Yaşar Kemal geo-roman ve hayvan
[Radikal Kitap, 27/09/2005]
Yaşar Kemal'in romanlarını okurken Çukurova coğrafyasını bir uçtan diğer uca kat etmek mümkün.
Yaşar Kemal'in tüm romanlarında doğa çok önemli bir rol oynar. Yaşar Kemal'de doğa bir dekor, bir manzara veya betimleme öğesi olmaktan çok uzaktır; bir peyzaj ressamı tutumuyla betimlenmez; tüm roman kahramanları gibi anlatıya katılır, gerek kahramanları ve onların eylemlerini, gerekse anlatıyı biçimlendirir, etkiler, dönüştürür; romanın kurucu öğelerinden biridir. Yaşar Kemal "her cümle kuruluşunda ona yeni bir gerçeklik kazandırır. Böylelikle yazarın hayal gücünün bir ürünü olarak ortaya çıkan doğa, bir roman kahramanı kimliğini, kendi özerkliğini kazanır. öyküyle birlikte gelişir ve her kahraman gibi o da belli bir yol izler" (Gürsel, 2000; 43).
Etnografik yanılsama
İnsan ve doğanın iç içeliği Yaşar Kemal romanının en belirleyici özelliğidir. İnsan, doğanın tamamlayıcı bir parçası; doğa da romanın olmazsa olmaz tamamlayıcısı olarak öne çıkar. Avrupa romanında görmediğimiz bir roman durumuyla karşı karşıyayız: İnsan doğanın içindedir; romanın içinde değil de, doğada eyler. 'İnsanal' olan ile 'doğal' olan arasında bir karşıtlık yoktur; olanca çeşitliliği içinde bitkileri, hayvanları, insanları, ovayla dağı birleştiren ırmakları ve yeryüzü şekilleriyle doğa bir bütündür. Onun romanlarını okurken Çukurova coğrafyasını da bir uçtan bir uca kat ederiz. Ancak bu okuma serüveninde önümüze serilen kokular, şifalı otlar, arılar, kartallar, yılanlar, dağlar, su kaynakları ile iç içe anlatılan kahramanların zaman içinde değişime uğrayacak psikolojik gelişimleri yerine, ağırlıklı olarak içinde bulundukları ortamlarıyla ele alınması zamandışılık etkisi yaratır, öte yandan da bu 'zaman dışı' gerçeklikleri ve yalınlıklarıyla donanmış dil, yabansıl (egzotik) bir dünya izlenimi verir. Gökalp'in vurguladığı üzre bu, 'etnografik yanılsama'dır.

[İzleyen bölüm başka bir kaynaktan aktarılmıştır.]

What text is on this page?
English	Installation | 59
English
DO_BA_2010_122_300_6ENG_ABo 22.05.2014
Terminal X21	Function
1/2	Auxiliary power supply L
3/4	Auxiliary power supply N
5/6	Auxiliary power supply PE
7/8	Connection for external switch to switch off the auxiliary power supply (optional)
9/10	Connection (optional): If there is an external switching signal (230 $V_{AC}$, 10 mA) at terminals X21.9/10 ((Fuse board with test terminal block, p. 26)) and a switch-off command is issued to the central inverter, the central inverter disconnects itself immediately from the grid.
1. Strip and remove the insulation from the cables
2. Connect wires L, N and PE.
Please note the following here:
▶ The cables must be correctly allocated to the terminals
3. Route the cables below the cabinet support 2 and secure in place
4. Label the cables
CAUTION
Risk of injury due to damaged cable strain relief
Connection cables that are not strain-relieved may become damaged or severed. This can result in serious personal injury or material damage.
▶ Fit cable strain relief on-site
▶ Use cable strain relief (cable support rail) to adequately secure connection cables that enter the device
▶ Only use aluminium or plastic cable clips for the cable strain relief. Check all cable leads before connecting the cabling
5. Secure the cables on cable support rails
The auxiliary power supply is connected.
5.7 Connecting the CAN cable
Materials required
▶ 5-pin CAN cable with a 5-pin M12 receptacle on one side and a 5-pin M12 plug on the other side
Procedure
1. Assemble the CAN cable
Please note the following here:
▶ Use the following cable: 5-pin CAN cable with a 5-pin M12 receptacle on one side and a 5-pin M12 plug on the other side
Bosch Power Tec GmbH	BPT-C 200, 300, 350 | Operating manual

İnsan, onu çevreleyen ortamla ilişkileri içinde işlendiğinden, zamandışı bir varlık görünümündedir. İnsanın üzerinde devindiği coğrafya ağır aktığı, ağır ağır değiştiği için ve doğanın sürekli olarak yenilenen döngüsel hareketleriyle çevrelenen insan bu ortamla ilişkileri içinde işlendiğinden zamandışı bir varlık görünümündedir. Yaşar Kemal adeta 'zaman' dışı bu -canlı, cansız her türden- kahramanların devinimlerini romansal bir özne 'haline - getirir'. İnsan coğrafyanın ürünüdür, Braudel'den bu yana bunu biliyoruz. Fernand Braudel'in ünlü çalışması 'Akdeniz'de manzaraya ayırdığı pay önceliklidir. Rüzgarlar ve engebeler, otlaklar ve meyve bahçeleri, göç akımları muhteşem bir şekilde kurduğu sahnenin ön cephesindedirler ve süreyi çözümlemeye giriştiğinde, Braudel'in iktisatçılarınkinden fazla coğrafyacıların etkisine borçlu olup olmadığını sorar Duby (Duby, 1991; 206)."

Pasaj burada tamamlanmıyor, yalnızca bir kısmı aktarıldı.